The Spirituality of Madness

The first time I walked into a psychiatric unit as a chaplain, I was terrified of being mistaken for a patient. The click of the locked door behind me made me worry that maybe “craziness” is contagious. And yet I soon learned that I feel liberated in psychiatric units.

I am a second-generation Holocaust survivor, and extreme mental states are as common as rain in my family.

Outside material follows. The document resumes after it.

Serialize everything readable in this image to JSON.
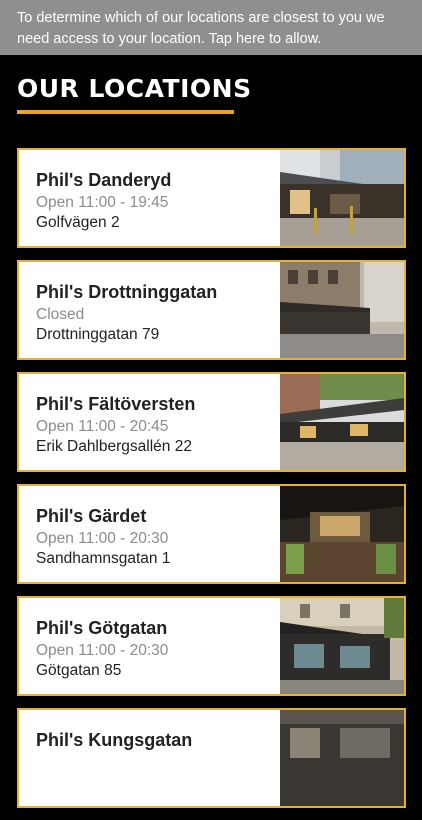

As a child, I always suspected my family was the only one that experienced emotional suffering.

The medical model of mental disease tends to isolate us from each other. I believe that we learn more about ourselves and human nature when we understand our commonalities, and conceptualize mental distress and emotional suffering as occurring on a broad spectrum. I do not dispute that changes in brain chemistry cause terrible suffering to those we term “mentally ill.” I believe in the use of psychiatric medications, as well as therapy and spiritual care. However culture, personality, history, and spirituality impact our mental state equally strongly. For example, women in the 19th century who were afflicted by hysteria were suffering from a form of mental illness that was deeply embedded in both their own individual distress and in society’s suffering. This disease indicated a spiritual and cultural, as well as a physical, malady.

While few of us will experience what is considered severe mental illness or spend time in the under-funded psychiatric units that many of my clients cycle through, all of us have experienced an extreme mental state.